Tom: going over the write hole problem. The recovery issues. Partial
writes. Partial "stripe" failure. How to recover?

Chris: you mentioned unpacking security model for v2 that is not v1.
This may be a can of worms. What is the simple threat model? Worried
that since there is not a current threat model for v4.x; that this could
become doing the work of doing the threat model for v4.x. Tom wants to
have some form of protection over the wire. Chris: is there a split name
space for IANA, part public part private. Finally, scariest thing in
failure modes is not a pure failure, but a network partition (split
brain).

Tom: this is not finished. Wnated to move the converstaion.

Christoph: we need to figure out ... clients understanding which
algorithms, these algorithms change over time. He is scared of every
client having to understand the erasure encoding protection types. Tom
suggested interoperability can be solved with a portal at a performance
cost.

David seconds Christoph comment: Better to have protection algorithm
inside the storage system rather than outside (here that means on the
server side rather than in the client).

  1. Noveck: ACLs (20 minutes)

Dave has detailed slides. Dave is focusing on framing the items needing
consensus in his talk. Not to close today.
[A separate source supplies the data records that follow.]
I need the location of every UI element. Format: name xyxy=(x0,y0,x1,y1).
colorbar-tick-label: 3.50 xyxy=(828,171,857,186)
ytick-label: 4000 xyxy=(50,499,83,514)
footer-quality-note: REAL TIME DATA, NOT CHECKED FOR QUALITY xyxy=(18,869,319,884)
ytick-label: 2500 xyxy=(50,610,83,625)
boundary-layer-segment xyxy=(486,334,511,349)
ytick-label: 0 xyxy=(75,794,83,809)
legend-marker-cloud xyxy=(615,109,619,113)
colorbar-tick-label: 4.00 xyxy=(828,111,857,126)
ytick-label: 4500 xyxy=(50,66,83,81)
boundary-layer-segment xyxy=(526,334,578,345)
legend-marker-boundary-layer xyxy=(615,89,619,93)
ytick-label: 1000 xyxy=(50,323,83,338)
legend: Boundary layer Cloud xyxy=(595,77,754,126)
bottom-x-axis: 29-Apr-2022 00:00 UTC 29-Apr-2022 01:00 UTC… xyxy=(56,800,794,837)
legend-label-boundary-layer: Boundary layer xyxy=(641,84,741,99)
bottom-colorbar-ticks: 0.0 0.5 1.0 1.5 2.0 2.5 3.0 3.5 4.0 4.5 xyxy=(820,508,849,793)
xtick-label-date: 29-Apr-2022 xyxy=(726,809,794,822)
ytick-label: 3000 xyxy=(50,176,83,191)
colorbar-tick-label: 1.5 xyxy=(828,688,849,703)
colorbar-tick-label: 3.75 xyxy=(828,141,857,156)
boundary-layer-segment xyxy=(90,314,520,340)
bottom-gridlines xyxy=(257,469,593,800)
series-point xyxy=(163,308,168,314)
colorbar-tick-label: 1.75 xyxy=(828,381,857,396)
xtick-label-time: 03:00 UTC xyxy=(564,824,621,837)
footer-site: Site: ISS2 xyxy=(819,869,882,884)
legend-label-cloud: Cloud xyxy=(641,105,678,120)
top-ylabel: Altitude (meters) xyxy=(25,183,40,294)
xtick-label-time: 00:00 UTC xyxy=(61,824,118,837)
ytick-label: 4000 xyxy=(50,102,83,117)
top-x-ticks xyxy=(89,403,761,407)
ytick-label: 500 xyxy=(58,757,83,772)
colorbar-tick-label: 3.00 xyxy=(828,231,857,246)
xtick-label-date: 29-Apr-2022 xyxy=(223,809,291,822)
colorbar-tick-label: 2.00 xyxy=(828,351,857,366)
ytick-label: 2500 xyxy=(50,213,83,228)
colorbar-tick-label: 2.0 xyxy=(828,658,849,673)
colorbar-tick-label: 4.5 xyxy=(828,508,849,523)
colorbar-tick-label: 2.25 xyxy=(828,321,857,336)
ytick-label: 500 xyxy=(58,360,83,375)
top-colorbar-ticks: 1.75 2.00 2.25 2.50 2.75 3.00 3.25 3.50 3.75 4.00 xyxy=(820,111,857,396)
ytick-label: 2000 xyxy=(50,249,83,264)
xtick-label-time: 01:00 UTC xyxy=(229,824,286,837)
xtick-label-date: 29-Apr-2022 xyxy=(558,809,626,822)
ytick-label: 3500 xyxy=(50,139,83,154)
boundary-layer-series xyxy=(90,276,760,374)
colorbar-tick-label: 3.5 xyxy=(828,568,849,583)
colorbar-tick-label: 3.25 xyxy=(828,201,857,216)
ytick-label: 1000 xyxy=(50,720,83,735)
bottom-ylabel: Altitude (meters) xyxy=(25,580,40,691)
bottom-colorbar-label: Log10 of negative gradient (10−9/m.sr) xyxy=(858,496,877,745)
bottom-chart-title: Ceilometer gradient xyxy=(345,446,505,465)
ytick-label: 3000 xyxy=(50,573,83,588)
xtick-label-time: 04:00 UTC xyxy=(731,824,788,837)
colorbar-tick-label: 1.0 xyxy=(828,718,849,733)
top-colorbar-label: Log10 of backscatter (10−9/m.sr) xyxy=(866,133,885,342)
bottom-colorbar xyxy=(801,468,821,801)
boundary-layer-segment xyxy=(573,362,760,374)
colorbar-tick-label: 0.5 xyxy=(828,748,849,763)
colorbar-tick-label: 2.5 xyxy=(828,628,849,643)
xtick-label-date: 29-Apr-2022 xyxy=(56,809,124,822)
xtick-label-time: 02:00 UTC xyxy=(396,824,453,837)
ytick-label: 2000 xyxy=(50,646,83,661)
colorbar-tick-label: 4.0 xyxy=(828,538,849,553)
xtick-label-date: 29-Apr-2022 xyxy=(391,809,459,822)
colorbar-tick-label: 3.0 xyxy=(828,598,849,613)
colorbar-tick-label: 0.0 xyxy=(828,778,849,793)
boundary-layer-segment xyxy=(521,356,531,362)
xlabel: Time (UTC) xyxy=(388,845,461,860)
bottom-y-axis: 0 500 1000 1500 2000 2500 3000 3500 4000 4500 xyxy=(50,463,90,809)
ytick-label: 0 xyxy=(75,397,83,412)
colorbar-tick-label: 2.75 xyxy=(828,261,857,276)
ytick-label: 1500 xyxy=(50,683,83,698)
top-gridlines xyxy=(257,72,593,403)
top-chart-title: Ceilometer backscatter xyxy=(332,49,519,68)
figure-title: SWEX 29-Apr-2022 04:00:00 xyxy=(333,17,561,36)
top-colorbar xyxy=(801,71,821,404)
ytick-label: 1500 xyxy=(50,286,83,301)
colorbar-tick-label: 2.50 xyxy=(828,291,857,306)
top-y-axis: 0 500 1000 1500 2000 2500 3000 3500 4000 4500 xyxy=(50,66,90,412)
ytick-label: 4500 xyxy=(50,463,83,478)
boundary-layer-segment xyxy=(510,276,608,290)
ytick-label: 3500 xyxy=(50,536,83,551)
4.1 specification lacks sufficient semantic description. We tried to
accomodate various ACL implementation, and Posix draft ACL specs. But
unsure this was ever successful.

Dave wants to conceptually restructure document into core that is close
to draft Posix ACLs, then separate out the optional attributes
supporting other models. That is an extension to the protocol, which is
causing discussion on the mail list.

Dave is separating the problem into core of ACL support, clarification
necessary for POSIX suport amd then extensions.

Dave says we need consensus. Some short term other long term.

Dave defines core as that required by all versions (?) of NFS 4, and
they are required. (see slides).

Christoph asked for clarification of core UNIX ACLs vs POSIX ACLs. More
discussion. Issues in draft Posix docs included issues in inheritance,
etc.
Dave: we need to discuss further on mail list.

Dave - ACE mask bits. Detailed slide.

Dave - UNIX ACLs as basis of description.

Dave ACL choice attribute is optional.

Christoph - what are we actualy trying to do here? There is a very good
discussion on the mail list. We need to clearly define what problem we
are trying to solve. Having a document that describes UNIX ACLs mapping
to NFSv4. Some servers have nearly full NFSv4 ACL support. What is the
problem statement we are atually trying to solve here? What clients
benefit from any changes?
Christoph: we need a clear problem statement.
Jeffrey Layton doesn't understand ACL choice extension.

beepy talked about history of client and server have to make it right.
The NFS v4 protocol defines an abstract file system. The wire protocol
is a loose definition, and the client and server have to map their
(possibly very different) models/capabilities to that wire model.

Christoph: unsure he sees problem of rename.
Dave: if creates of new files are prevented, rename should be blocked.

Dave suggests that we may need to bring semantics of Posix into the NFS
protocol.

Dave - we might be able to get to agreement on making Posix ACL support
is NFS.

  1. Noveck: 61/62bis documents (20 minutes)

Major issues are clarifying I18N and security. Other issues were lack of
directory delegations, errata reports, and a multidocument model.

The slides are detailed on the issues Dave has been trying to tackle.
With an eye towards matching what implementations are doing with regard
to spec.

Directory delegations missing, and persistent reply cache.

Dave is going over the split of the documents into base, security and
I18N. Some discussion about recombining. Christoph says it slows
implementers, but he sees how it works within the IETF process. Zahed
will support our discussion.

Christoph is concerned 5661-bis will need to subsume I18N.

David thinks the separate document approach can help - clustering
related documents with dependencies enables independent IETF last call
and IESG review - the cluster comes together for RFC publication which
respects dependencies among documents.